Âdeta insânî hasletler bir kış yaşıyor ve baharın diriltici rüzgârlarına, âb-ı hayat dokunuşlarına hasret yaşıyor.

Üç aylar ve bilhassa Ramazân-ı şerif, mânevî hayatımızın her yıl tekrar gelen bir bahar mevsimi...

İnsan fânî...

Fakat insânî hususiyetlerini, değişen mevsim şartlarının esâretinden kurtarmış ve her mevsim diri bir kalple yaşayabilenler var. Onlar âdeta fânîlikten sıyrılmışlar. Gönüllerde dipdiriler. Hâlâ, dirilerden daha fazla misafirleri var. İstanbul’umuzun mânevî fatihi Ebû Eyyûb el-Ensârî gibi, Yahya Efendi gibi, hepsinin feyiz ve rûhâniyet menbaı Fahr-i Kâinât Efendimiz gibi... Onlar diridirler çünkü;

Âşıklar Ölmez!

Asıl tazelik ve hayâtiyet; ne takvimde, ne baharda, ne Ramazan’da... Asıl cana can katan o dipdiri ruhlara muhabbet ve ittibâda...

Bu sebeple vesilelere sarılmalı, o gönüllerde yer bulmalı...

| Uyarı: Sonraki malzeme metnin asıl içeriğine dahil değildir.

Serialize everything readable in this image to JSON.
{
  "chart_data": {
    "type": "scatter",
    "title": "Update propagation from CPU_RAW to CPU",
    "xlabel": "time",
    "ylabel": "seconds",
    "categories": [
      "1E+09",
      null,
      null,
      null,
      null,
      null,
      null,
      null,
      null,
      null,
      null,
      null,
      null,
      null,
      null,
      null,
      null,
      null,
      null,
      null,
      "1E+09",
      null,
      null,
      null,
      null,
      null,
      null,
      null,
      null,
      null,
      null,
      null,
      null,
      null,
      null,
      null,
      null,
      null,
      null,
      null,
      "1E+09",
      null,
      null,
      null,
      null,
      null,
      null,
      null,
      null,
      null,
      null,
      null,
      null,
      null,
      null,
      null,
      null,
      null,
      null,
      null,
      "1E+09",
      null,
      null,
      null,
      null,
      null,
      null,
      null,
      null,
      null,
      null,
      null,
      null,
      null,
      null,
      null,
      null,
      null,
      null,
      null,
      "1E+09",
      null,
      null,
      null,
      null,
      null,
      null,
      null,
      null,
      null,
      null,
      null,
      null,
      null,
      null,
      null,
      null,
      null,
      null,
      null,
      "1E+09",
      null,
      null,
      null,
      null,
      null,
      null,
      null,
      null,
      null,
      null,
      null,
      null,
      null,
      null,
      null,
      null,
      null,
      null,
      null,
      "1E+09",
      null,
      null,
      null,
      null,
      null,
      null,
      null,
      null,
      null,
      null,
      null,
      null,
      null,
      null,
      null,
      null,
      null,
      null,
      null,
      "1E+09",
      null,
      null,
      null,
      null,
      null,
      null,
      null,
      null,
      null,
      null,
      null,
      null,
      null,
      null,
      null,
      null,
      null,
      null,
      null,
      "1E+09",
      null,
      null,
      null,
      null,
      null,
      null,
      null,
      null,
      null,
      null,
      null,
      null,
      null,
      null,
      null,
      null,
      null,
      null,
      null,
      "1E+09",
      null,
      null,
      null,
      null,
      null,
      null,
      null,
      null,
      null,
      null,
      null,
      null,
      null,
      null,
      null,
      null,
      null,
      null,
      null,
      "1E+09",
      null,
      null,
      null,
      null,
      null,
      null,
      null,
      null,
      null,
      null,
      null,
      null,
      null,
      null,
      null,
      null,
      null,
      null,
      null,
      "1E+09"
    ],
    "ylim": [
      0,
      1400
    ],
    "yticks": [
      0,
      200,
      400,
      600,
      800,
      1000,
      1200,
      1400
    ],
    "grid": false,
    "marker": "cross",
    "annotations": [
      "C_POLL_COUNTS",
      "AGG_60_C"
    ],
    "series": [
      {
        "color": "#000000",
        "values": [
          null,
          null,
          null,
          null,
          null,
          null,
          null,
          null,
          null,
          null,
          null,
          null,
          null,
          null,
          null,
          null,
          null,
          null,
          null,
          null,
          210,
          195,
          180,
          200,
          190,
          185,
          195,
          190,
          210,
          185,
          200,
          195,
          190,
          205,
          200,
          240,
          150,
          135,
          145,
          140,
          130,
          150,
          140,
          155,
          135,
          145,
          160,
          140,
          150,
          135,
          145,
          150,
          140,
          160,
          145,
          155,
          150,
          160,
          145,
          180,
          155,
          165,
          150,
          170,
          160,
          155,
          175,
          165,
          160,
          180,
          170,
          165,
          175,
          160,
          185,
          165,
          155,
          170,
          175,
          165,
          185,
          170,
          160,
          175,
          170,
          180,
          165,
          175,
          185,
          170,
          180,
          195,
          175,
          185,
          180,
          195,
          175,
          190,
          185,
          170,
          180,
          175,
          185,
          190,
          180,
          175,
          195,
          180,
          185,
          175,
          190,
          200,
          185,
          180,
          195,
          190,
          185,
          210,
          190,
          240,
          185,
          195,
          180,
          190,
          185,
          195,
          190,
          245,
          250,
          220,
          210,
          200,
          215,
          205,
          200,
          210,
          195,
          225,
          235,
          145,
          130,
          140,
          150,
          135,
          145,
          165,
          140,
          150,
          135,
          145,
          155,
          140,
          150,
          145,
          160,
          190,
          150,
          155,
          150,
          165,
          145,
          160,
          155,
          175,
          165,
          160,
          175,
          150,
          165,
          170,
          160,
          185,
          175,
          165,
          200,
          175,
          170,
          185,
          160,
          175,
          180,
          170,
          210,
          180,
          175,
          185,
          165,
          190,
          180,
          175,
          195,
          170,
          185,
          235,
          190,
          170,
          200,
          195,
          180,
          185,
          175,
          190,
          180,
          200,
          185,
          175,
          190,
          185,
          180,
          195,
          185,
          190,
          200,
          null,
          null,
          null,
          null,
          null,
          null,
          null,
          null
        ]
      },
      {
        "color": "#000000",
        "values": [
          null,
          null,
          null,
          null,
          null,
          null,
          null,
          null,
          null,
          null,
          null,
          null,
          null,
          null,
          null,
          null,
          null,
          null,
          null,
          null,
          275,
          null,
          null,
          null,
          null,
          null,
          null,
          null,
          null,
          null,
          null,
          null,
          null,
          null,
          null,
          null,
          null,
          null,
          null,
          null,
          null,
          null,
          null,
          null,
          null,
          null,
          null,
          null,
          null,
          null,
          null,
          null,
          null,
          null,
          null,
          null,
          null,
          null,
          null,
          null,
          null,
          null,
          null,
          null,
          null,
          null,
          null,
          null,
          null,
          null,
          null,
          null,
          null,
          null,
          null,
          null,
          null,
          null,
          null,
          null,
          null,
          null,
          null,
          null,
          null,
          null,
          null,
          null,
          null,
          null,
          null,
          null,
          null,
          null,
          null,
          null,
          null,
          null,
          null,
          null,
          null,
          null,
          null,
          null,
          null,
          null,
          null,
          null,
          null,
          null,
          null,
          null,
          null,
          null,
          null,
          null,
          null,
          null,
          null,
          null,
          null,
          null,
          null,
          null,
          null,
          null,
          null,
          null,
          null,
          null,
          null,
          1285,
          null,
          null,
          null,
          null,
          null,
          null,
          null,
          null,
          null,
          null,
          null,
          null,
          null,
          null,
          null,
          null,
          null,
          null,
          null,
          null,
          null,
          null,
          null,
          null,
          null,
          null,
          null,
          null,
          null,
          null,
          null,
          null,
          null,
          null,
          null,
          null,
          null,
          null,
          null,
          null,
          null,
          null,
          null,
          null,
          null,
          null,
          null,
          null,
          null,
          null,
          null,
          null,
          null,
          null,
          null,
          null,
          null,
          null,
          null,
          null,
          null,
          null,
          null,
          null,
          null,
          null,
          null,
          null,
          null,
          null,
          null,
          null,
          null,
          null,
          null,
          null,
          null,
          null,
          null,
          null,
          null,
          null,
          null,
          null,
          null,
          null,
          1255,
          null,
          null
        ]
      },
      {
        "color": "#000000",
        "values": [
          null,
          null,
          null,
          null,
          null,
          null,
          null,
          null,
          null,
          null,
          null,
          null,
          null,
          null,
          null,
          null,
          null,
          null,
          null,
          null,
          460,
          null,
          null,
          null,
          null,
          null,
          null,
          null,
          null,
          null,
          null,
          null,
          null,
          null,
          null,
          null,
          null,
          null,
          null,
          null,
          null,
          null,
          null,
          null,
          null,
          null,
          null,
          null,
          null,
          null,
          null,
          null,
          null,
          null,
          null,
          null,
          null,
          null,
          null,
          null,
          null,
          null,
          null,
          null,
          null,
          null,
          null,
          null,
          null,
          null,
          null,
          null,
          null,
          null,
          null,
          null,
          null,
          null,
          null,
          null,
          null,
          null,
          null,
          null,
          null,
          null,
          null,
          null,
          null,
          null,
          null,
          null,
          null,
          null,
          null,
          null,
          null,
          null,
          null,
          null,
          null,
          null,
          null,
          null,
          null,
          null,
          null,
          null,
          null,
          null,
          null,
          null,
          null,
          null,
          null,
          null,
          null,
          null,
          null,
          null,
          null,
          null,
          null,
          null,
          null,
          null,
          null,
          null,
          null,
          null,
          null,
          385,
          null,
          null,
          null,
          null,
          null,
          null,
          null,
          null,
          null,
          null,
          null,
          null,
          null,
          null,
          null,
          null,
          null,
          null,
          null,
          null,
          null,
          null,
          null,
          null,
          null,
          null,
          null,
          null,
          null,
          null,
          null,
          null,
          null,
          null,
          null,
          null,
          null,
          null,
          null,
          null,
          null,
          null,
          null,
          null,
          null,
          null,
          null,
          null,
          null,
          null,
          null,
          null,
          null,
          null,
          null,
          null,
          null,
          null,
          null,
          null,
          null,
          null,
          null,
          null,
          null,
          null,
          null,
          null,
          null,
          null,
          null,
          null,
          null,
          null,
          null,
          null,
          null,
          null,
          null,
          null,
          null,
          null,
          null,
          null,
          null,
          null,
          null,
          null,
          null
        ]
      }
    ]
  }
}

Cenâb-ı Hakk’ı «kalbi kırıkların yanında» aramalı derler. Kalbi kırıklara merhamet götürmeli. Rahmeti bir mü’minin şiârı, kimliği, şahsiyeti hâline getirmeli...

Hiç değilse üç aylar vesilesiyle diyoruz ki:

“Bu Ramazan’da insanlık senin merhametinle tebessüm etsin!”

O diri gönüller öteleri yakın eyliyor. Binlerce kilometre öteden Haitili Obed Davud ile sürprizler dolu hidâyet hikâyesini anlattığı mülâkatımızı alâka ve ibretle okuyacaksınız.

Genel Yayın Yönetmenimiz M. Ali Eşmeli; âyet âyet rahmet tecellîlerini tahlil ederek mübârek iklimde merhametten nasip almanın usullerini ortaya koydu.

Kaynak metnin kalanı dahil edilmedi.